You should visit your doctor and get tested frequently. Your check-up should include:
- Checking your blood pressure.
- Having a simple test for protein in your urine. Protein is an essential building block in your body. Any filtered protein is reabsorbed and kept in your body. However, when your kidneys are damaged, the protein leaks into your urine. There are different tests to find protein in your urine. If you have two positive tests over several weeks, you have persistent protein in your urine. This is a sign of chronic kidney disease.
- Having a simple blood test for creatinine, a waste product that comes from muscle activity. Your kidneys remove creatinine from your blood. When your kidneys are damaged, your blood creatinine builds to a high level. The results will measure your glomerular filtration rate, or GFR, which tells the percentage at which the kidney is working.
Symptoms of Disease
Most people do not have any severe symptoms until their kidney disease gets worse. However, some of the indications of CKD are:
- Muscle cramps at night
- Swollen feet and ankles
- Puffiness around your eyes, especially in the morning
- Feel more tired
- Loss of energy to perform routine tasks
- Confused Thinking
- Poor appetite
- Trouble sleeping
- Dry and itchy skin
- Need to urinate more often, especially at night.
If at increased risk but not yet have chronic kidney disease?

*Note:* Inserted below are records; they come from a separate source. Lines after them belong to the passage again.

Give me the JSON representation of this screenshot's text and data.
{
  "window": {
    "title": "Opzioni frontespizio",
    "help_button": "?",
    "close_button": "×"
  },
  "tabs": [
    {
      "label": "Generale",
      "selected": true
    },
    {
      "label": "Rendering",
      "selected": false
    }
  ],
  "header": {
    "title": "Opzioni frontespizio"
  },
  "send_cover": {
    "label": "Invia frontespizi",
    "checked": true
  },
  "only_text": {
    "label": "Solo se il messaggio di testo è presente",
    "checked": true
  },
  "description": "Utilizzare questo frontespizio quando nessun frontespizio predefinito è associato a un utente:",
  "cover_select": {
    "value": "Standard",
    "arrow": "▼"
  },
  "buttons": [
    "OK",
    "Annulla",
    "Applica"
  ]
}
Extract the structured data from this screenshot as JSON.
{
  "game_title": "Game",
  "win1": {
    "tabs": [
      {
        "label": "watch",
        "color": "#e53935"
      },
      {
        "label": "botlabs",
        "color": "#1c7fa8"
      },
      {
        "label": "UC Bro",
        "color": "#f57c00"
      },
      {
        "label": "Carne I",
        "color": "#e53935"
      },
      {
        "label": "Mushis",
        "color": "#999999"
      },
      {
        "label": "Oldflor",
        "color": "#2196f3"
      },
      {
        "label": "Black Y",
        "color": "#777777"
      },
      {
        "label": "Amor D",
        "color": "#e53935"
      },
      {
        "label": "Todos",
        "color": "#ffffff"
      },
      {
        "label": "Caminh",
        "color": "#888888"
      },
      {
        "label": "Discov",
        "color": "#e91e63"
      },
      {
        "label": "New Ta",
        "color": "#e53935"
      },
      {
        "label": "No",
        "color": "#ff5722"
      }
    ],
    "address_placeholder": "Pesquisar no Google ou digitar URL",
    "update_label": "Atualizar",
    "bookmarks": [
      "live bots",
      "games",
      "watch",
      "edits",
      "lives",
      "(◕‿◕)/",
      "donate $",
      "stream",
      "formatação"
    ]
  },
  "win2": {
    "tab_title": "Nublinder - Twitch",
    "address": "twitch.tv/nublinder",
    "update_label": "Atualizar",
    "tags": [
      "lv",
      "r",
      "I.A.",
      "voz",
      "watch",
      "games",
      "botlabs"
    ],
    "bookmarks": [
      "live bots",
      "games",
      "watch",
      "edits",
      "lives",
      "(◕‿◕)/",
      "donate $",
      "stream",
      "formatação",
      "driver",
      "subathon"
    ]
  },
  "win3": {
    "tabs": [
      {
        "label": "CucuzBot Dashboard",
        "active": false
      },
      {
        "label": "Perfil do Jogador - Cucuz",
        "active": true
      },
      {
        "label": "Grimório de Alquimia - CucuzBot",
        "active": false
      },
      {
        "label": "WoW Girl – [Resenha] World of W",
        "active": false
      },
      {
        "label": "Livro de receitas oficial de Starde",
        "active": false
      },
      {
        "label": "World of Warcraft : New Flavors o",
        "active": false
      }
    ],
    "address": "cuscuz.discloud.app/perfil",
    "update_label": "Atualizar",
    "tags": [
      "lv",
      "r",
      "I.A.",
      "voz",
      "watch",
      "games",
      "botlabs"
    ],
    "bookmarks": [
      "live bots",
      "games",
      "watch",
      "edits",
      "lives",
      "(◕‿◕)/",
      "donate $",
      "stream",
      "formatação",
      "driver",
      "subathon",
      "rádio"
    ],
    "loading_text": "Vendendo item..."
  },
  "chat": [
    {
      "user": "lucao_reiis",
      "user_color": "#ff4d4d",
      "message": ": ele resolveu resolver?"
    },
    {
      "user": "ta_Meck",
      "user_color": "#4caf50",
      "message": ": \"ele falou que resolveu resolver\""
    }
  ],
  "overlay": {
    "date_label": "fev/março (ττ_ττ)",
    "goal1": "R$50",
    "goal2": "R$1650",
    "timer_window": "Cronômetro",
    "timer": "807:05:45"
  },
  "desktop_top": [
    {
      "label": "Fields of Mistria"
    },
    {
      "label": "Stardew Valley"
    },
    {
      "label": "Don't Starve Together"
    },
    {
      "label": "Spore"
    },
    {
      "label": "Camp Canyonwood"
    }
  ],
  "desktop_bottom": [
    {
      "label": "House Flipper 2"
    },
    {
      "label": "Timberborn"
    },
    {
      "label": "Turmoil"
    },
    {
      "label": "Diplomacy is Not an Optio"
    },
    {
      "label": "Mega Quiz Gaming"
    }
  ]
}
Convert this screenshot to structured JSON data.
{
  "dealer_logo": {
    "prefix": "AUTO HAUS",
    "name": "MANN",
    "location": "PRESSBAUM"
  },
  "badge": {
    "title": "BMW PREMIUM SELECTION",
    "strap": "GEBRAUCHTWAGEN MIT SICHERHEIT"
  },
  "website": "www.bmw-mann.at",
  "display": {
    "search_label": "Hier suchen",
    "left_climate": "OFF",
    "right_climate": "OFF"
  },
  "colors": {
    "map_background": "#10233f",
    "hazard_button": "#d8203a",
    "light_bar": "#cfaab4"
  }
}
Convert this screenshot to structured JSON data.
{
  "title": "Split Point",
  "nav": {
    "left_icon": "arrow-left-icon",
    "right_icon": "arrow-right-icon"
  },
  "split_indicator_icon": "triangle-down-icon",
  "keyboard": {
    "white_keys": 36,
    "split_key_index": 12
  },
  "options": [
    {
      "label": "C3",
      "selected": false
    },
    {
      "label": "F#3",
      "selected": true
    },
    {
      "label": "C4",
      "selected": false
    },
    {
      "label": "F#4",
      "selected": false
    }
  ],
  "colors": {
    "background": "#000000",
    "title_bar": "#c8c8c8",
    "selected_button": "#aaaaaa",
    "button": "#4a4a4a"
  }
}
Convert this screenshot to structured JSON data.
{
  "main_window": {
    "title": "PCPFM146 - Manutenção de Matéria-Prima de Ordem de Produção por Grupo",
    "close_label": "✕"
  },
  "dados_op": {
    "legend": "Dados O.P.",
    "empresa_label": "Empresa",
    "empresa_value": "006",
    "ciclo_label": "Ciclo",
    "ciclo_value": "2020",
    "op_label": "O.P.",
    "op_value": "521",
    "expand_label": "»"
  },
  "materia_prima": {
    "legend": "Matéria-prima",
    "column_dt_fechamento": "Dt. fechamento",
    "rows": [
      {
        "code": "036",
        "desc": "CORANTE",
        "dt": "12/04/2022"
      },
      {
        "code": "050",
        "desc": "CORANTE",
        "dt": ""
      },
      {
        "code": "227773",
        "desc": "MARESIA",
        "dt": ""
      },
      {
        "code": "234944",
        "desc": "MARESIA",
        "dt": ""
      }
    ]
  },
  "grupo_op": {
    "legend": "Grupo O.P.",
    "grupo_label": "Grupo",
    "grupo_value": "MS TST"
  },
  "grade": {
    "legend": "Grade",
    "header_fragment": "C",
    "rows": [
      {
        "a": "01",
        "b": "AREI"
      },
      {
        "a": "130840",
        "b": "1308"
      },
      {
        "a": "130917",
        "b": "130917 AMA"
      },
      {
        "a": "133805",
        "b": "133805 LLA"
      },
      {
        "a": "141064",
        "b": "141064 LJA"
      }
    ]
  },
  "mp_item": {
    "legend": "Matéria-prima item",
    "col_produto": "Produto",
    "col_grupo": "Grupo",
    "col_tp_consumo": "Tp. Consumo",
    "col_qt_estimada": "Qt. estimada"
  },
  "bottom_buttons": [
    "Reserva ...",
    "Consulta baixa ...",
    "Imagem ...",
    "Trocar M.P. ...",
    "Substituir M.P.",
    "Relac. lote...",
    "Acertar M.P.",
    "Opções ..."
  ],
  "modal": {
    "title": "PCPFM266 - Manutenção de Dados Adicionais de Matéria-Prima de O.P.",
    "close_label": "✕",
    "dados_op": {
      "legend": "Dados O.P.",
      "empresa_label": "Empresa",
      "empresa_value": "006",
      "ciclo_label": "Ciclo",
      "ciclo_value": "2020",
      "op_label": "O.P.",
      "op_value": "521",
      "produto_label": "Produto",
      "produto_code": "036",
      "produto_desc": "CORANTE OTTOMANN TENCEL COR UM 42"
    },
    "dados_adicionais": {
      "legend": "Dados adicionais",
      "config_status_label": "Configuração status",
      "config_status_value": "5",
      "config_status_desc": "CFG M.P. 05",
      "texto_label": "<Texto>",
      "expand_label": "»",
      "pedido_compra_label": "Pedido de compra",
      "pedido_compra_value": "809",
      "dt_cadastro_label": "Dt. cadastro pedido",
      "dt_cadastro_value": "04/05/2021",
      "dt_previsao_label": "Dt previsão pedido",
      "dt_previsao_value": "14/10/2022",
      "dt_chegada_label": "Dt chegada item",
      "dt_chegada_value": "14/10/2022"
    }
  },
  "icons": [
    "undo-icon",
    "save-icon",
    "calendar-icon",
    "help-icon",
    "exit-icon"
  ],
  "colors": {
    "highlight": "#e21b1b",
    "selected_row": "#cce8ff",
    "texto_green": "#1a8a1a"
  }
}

You should visit your doctor or clinic for regular check-ups and tests for chronic kidney disease. You should also ask your doctor what you can do to lower your chances of developing kidney disease. Your doctor may tell you to:
- Carefully follow prescribed treatments to control diabetes and high blood pressure
- Lose excess weight by following a healthy diet and regular exercise program
- Stop smoking if you are a smoker
- Avoid taking pain relievers
- Make some changes in your diet, such as eating less salt and less protein.
- Limit your intake of alcohol
If I have chronic kidney disease, can I keep it from getting worse?
Most likely, early detection and treatment can often slow or stop chronic kidney disease. How well your treatment can achieve this goal depends on:
- Your stage of chronic kidney disease and when you start treatment. The earlier you start, the better you are likely to do.
- How carefully you follow your treatment plan. Learn all you can about chronic kidney disease, its treatment, and follow all the steps of your treatment faithfully.
- The cause of your kidney disease. Some kidney diseases are more difficult to control.
What happens if kidney failure occurs?
Worsening chronic kidney disease can lead to kidney failure. Only two treatments for kidney failure are dialysis or a kidney transplant. These treatments can help you stay healthy and continue your daily activities. Dialysis removes wastes and excess fluid from your blood. Two forms of dialysis are haemodialysis and peritoneal dialysis. A kidney transplant is an operation to place a new kidney in your body to take over the work of your failed kidneys. The kidney may come from someone who has died or a living donor (usually a close relative).